Jens Linsmeier, Bezirksvorsitzender der JU Niederbayern, fand noch deutlichere Worten: "Wie abfällig seitens der Gleichstellungsbeauftragten mit bayerischem Brauchtum umgegangen wurde, ist eine Schande für unsere Heimat. Sie zieht damit das bayerische Lebensgefühl in den Schmutz."

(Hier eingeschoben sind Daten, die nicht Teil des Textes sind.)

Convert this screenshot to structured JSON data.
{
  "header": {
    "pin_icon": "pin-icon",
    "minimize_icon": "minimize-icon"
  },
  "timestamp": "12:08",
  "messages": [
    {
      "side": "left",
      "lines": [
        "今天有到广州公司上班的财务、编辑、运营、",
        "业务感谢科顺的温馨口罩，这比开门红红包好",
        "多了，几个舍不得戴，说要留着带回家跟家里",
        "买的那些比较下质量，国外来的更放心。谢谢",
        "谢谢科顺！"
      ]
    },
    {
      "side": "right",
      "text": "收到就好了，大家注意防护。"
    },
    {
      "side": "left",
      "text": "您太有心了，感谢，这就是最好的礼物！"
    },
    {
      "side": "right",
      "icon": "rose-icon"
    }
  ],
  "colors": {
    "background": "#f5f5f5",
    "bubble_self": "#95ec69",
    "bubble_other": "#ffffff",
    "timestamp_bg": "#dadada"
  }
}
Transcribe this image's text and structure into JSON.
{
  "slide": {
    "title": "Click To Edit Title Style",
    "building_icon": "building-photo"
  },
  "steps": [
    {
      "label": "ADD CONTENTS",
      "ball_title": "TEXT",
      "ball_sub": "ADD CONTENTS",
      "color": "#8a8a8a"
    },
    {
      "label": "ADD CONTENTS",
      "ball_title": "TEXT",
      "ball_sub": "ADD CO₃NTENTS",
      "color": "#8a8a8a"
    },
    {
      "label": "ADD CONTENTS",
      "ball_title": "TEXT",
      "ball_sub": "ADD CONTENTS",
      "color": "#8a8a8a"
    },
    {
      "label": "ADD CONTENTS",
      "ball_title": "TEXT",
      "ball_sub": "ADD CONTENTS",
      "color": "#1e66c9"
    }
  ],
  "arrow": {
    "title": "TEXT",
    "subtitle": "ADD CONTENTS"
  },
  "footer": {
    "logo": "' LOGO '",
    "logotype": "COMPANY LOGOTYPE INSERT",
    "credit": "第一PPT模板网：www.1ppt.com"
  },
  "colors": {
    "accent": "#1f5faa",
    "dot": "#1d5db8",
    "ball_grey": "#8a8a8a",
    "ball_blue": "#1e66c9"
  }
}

"Lasst die Frauen teil nehmen"

Auf der Facebook-Seite sieht das eine Userin entspannter: "Wenn es rein um die (traditionelle) Sportart geht - wieso öffnet man das Event nicht ebenso für Frauen als Teilnehmerinnen, und als Trophäe gibt es keine Frau zu küssen, sondern eine Glocke zu läuten?"

Tatsächlich änderten die veranstaltenden Studierenden daraufhin ihr Angebot und sagten zu, dass sowohl Männer als auch Frauen an dem Wettkampf teilnehmen können. Später sagten sie den Wettbewerb ab. Inzwischen ist das gesamte Sportfest dem schlechten Wetter zum Opfer gefallen. Ein neuer Termin sei noch nicht in Sicht, es werde aber ein Termin im Juni angestrebt, betonte die Uni-Sprecherin.